The statute of limitations limits the amount of time a person alleging medical malpractice has to file a lawsuit against health care providers. In Idaho, the normal statute of limitations for a malpractice claim is two years from injury. Where the claim arises from a foreign object left in a patient's body, the statute of limitations is one year from reasonable discovery or two years from the date of injury, whichever is later. For injuries to minors, the claim must be brought within six years of the date of the act or omission alleged to have caused the injury, or within two years of the minor's eighteenth birthday, whichever occurs sooner.
Additional rules affecting malpractice litigation in the State of Idaho include:
Pretrial Screening of Malpractice Cases
Before a medical malpractice case may be filed, Idaho requires that the case go through prelitigation screening through a system managed by the Idaho State Board of Medicine. The screening process is informal in nature, and the result is nonbinding. At least one panel member must be a licensed attorney, and the panel must include at least one licensed physician. For claims against hospitals, the panel must include at least one additional member who at the time of the screening is serving administrator of a licensed acute care general hospital within the state of Idaho. The members of the panel must select by unanimous decision a layperson panelist, an adult citizen of Idaho who is not a lawyer, doctor or hospital employee.
At the conclusion of the process the panel must prepare a unanimous report, or majority and minority reports, and the reports must include findings on the merits of the dispute. If the panel is unanimous in its findings in relation to an amount of damages that should be awarded to a claimaint, they may advise the parties and certain other affected entities of that finding.

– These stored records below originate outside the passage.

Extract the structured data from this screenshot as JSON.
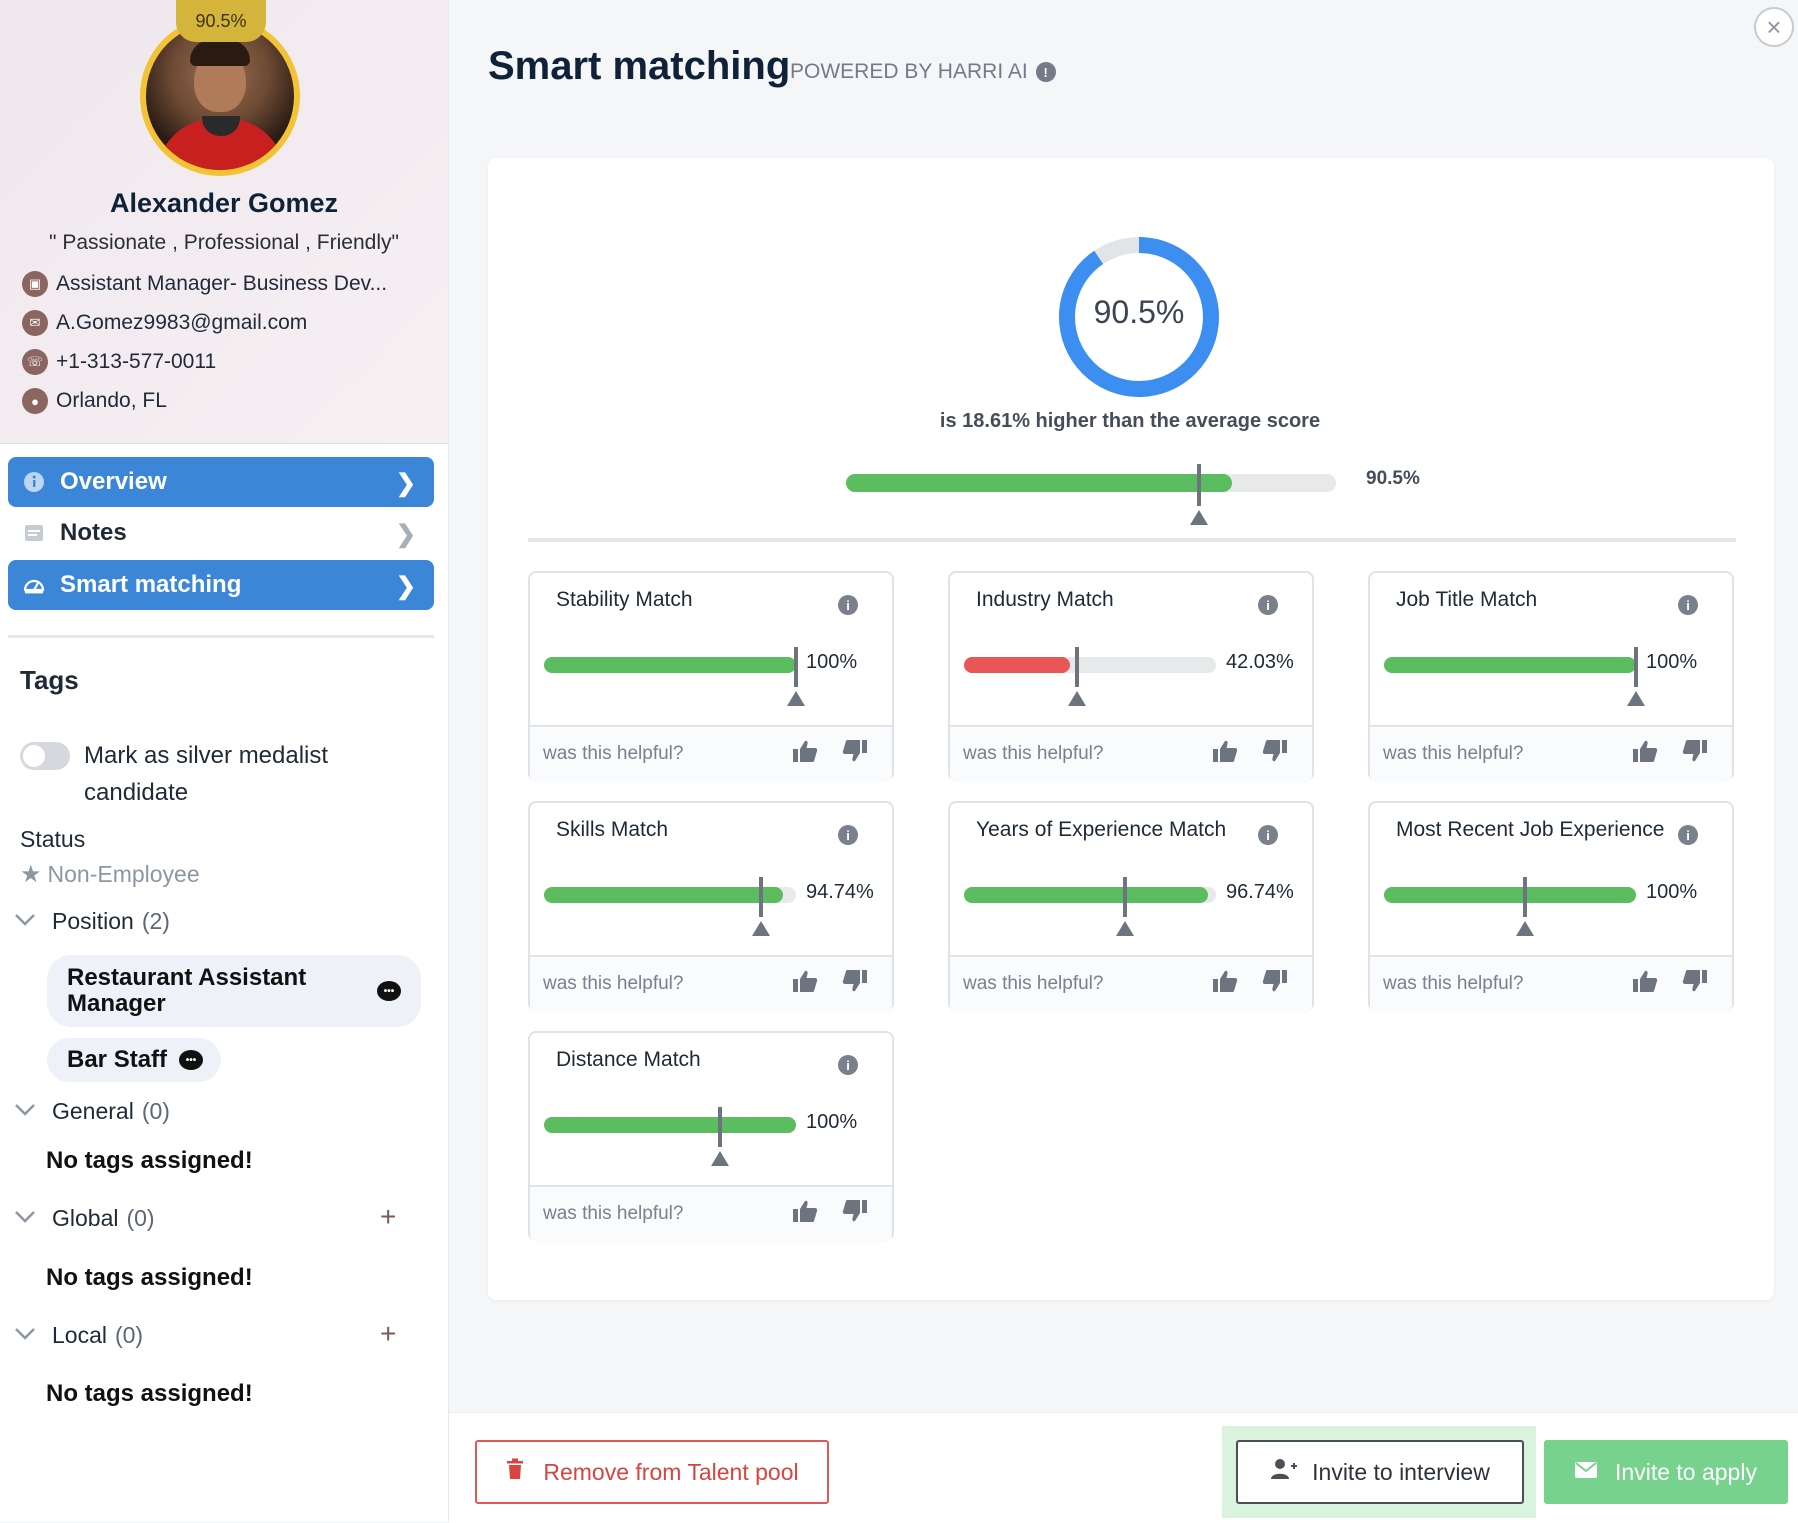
{
  "profile": {
    "score_badge": "90.5%",
    "name": "Alexander Gomez",
    "tagline": "\" Passionate , Professional , Friendly\"",
    "job": "Assistant Manager- Business Dev...",
    "email": "A.Gomez9983@gmail.com",
    "phone": "+1-313-577-0011",
    "location": "Orlando, FL"
  },
  "nav": [
    {
      "label": "Overview",
      "icon": "info-icon",
      "active": true
    },
    {
      "label": "Notes",
      "icon": "notes-icon",
      "active": false
    },
    {
      "label": "Smart matching",
      "icon": "gauge-icon",
      "active": true
    }
  ],
  "tags": {
    "title": "Tags",
    "silver_medalist_label": "Mark as silver medalist candidate",
    "silver_medalist_on": false,
    "status_label": "Status",
    "status_value": "Non-Employee",
    "groups": {
      "position": {
        "label": "Position",
        "count": "(2)",
        "chips": [
          "Restaurant Assistant Manager",
          "Bar Staff"
        ]
      },
      "general": {
        "label": "General",
        "count": "(0)",
        "empty": "No tags assigned!"
      },
      "global": {
        "label": "Global",
        "count": "(0)",
        "empty": "No tags assigned!"
      },
      "local": {
        "label": "Local",
        "count": "(0)",
        "empty": "No tags assigned!"
      }
    }
  },
  "main": {
    "title": "Smart matching",
    "powered_by": "POWERED BY HARRI AI",
    "overall": {
      "score_label": "90.5%",
      "score": 90.5,
      "average_text": "is 18.61% higher than the average score",
      "bar_value_label": "90.5%",
      "average_score": 71.89
    },
    "helpful_prompt": "was this helpful?",
    "matches": [
      {
        "title": "Stability Match",
        "value": 100,
        "label": "100%",
        "average": 100,
        "color": "#5bbd5f"
      },
      {
        "title": "Industry Match",
        "value": 42.03,
        "label": "42.03%",
        "average": 45,
        "color": "#e85656"
      },
      {
        "title": "Job Title Match",
        "value": 100,
        "label": "100%",
        "average": 100,
        "color": "#5bbd5f"
      },
      {
        "title": "Skills Match",
        "value": 94.74,
        "label": "94.74%",
        "average": 86,
        "color": "#5bbd5f"
      },
      {
        "title": "Years of Experience Match",
        "value": 96.74,
        "label": "96.74%",
        "average": 64,
        "color": "#5bbd5f"
      },
      {
        "title": "Most Recent Job Experience",
        "value": 100,
        "label": "100%",
        "average": 56,
        "color": "#5bbd5f"
      },
      {
        "title": "Distance Match",
        "value": 100,
        "label": "100%",
        "average": 70,
        "color": "#5bbd5f"
      }
    ]
  },
  "footer": {
    "remove_label": "Remove from Talent pool",
    "interview_label": "Invite to interview",
    "apply_label": "Invite to apply"
  }
}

Medical Expert Witness Restrictions
Expert testimony is required to be submitted in malpractice claims alleging injury as a result of the provision of or failure to provide health care services, or any matter incidental or related to such a claim. An expert's testimony is admissible only if a proper foundation is laid, including establishment that the expert witness possesses professional knowledge and expertise coupled with actual knowledge of the community standard applicable to the claim to which the expert opinion testimony is addressed.

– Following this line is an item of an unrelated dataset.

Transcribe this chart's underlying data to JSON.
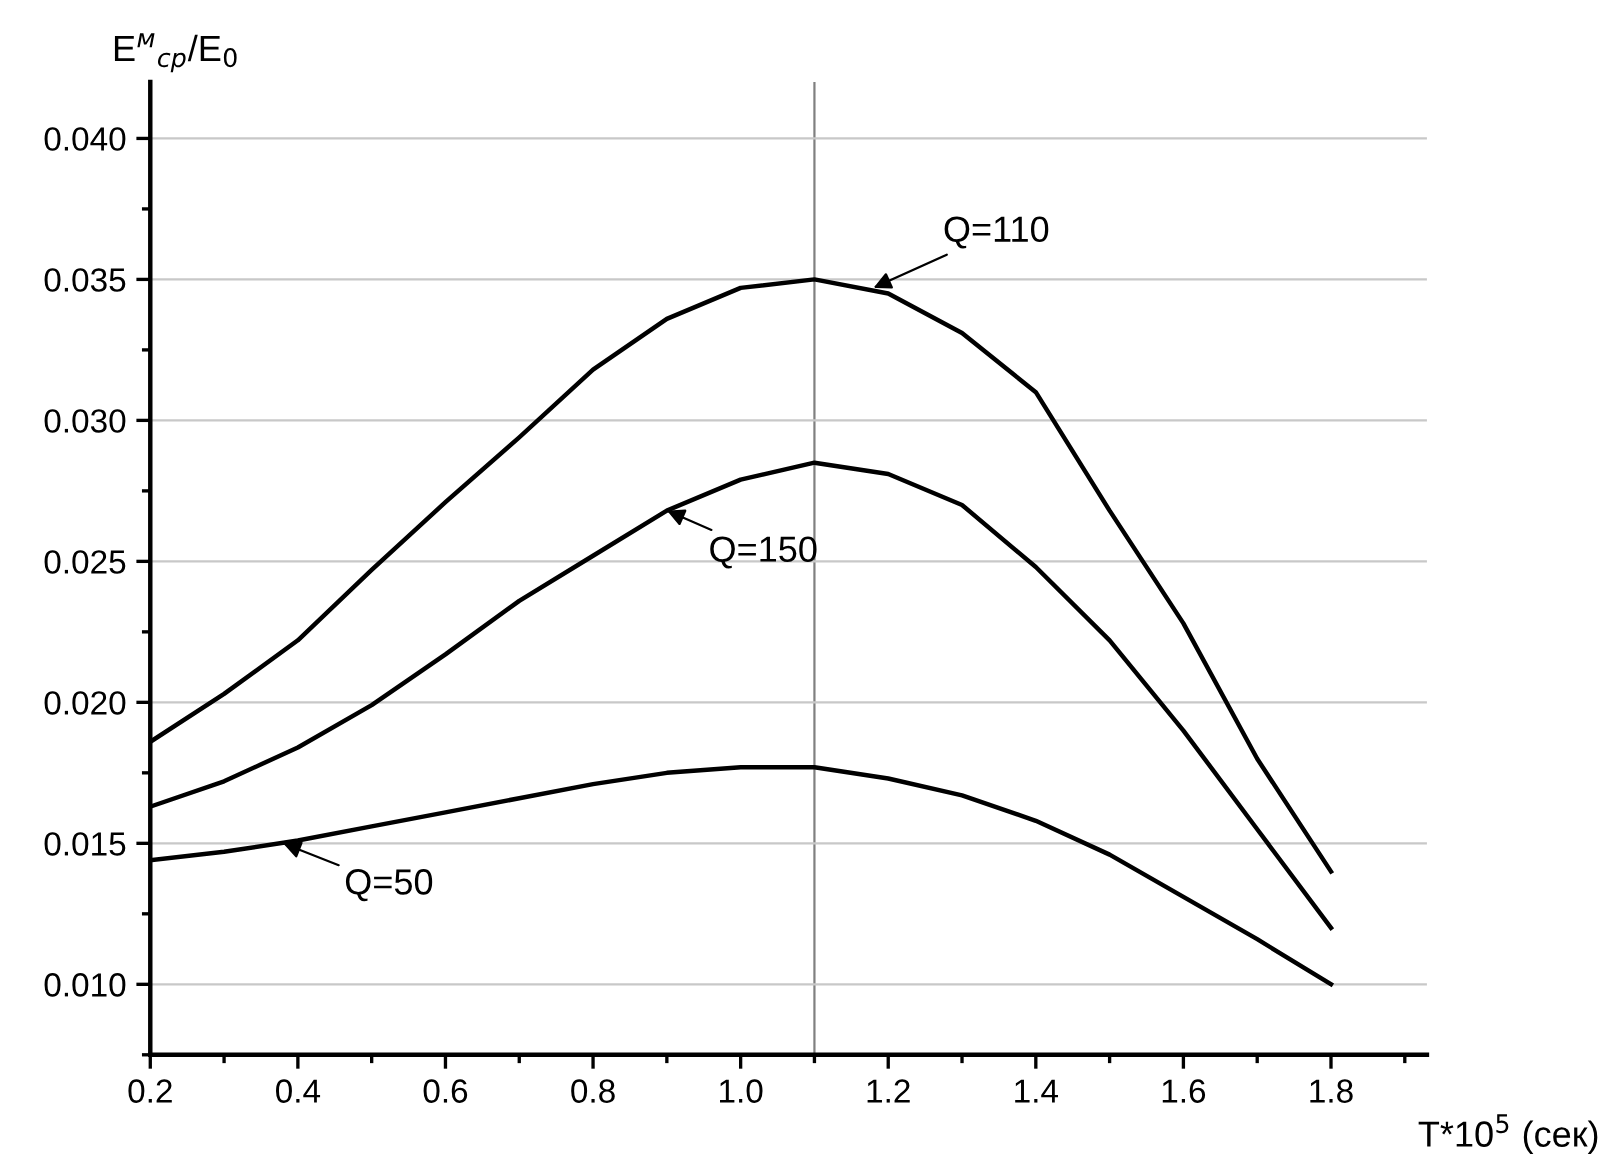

An apology law prevents a plaintiff from using an apologetic or concilatory statement made by a defendant as evidence of the defendant's liability. Idaho has a broad rule that excludes from evidence in a malpractice case any statements, affirmations, gestures or conduct expressing apology, sympathy, commiseration, condolence, compassion, or a general sense of benevolence, including any accompanying explanation. However, a statement of fault that is otherwise admissible remains admissible, even if made within an excludable statement of apology.
If you believe that you have been injured by medical malpractice, a lawyer can help you by reviewing the facts and medical records of your case to determine if you have a viable case under the laws of your state. Medical malpractice cases are complex, and are very costly to litigate. Medical malpractice lawyers working on contingency fees will advance the cost of litigation, recovering those costs from the eventual verdict or settlement. A malpractice lawyer should be aware of changes in the law, and can help you avoid missing a filing deadline.